Reichtum heißt für sie Freiheit. Fern von ihren Freunden, entfremdet von ihren Familien, lächeln sie in die Kamera, fallen sich unterstützend ins Wort, machen sich Komplimente und geben sich High Five, wenn eine neue Sexszene aufgezeichnet ist. Ihr Versprechen ans Publikum ist auch ein ethisches: direkte Kommunikation, konsensualer Sex, wahre Gefühle, neue, saubere Ökonomien statt Ausbeutung, Fremdbestimmung, dirty Business. Der sexpositiv eingestellte junge Filmemacher Joscha Bongard hat dem Paar auf Instagram geschrieben und will mehr über diesen Ansatz wissen.

Am Anfang steht eine Verständigung des Films mit seinem Publikum über den normalisierten Konsum von Pornografie. Eine sanfte Stimme erinnert im scheinbaren Schulterschluss daran, dass wir ja alle mittlerweile Internetpornos teilen wie Songs oder Memes, die uns gefallen.

Die Zuschauenden als User

Auch Bongards Debütfilm präsentiert sich als zirkulierendes Onlinevideo, die Anfangscredits werden als Messages fingiert, die Schlusscredits als Nutzungsbedingungen einer Webseite, den Film selber sehen wir wie in einem Incognito-Fenster. Das kommt ein bisschen didaktisch daher, die Zuschauenden sollen sich als User fühlen und die Bedingungen hinterfragen, unter denen die von ihnen konsumierten Videos entstehen.

Eigentlich ist „Pornfluencer“ aber als Desktop-Recherche inszeniert, wir sehen den Cursor und werden durchs Material geführt, manchmal springen wir vor und zurück, nach Belieben werden auch zusätzliche Videos mit Ex­per­t:in­nen angeklickt und auf Vollbild gestellt. Damit stellt Bongard die Kontrolle über sein gefilmtes Material aus, geht auf Distanz zu seinen Protagonist:innen. Und warum er das tut, ist verständlich, denn in den Selbstdarstellungen des Paars wird sehr schnell eine problematische Dynamik deutlich. Eine Triggerwarnung steht am Anfang von „Pornfluencer“. Es geht um sexualisierte Gewalt.
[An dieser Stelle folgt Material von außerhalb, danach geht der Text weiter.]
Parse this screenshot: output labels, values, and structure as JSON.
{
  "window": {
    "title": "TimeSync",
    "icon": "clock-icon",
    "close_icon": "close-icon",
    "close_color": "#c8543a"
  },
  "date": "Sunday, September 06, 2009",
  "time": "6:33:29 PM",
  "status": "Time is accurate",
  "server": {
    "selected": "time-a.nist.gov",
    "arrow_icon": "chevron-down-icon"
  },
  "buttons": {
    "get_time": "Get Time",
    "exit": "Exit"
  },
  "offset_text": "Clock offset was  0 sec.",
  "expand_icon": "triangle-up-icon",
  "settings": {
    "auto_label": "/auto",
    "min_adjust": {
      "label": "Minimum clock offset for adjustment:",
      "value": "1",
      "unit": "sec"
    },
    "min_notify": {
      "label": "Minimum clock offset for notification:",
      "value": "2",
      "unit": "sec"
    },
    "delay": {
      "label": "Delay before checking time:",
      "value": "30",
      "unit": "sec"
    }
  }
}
Ein natürliches Anrecht auf Frauen

Zu Nicos autodidaktischer Ausbildung gehören nicht nur Motivationsvideos, sondern auch Ideen und Überzeugungen der „Pick-up“-Szene: Männer, die anderen Männern Tipps fürs Aufreißen geben und ihnen das Gefühl vermitteln wollen, ein natürliches Anrecht auf Frauen zu haben – auch auf die, die sich widersetzen. Sex heißt für ihn auch: sein genetisches Material zu verteilen. Wenn er das sagt, lächelt Andreea und stimmt ihm zu. Spannungsmusik auf der Tonspur macht klar, wie die Filmemachenden das finden.

Der auf vielen Ebenen interessante Einblick in eine neue Ökonomie, in eine schräge kleine Welt, in der ein sympathisches Normalo-Paar noch gar nicht zu wissen scheint, wie ihm geschieht, wird damit zum subtilen Horrortrip, in dem ein reaktionäres Genderverständnis unter Jugendlichen sichtbar wird, das in ihrer selbstgeschaffenen Blase keinen Widerspruch von außen erfährt.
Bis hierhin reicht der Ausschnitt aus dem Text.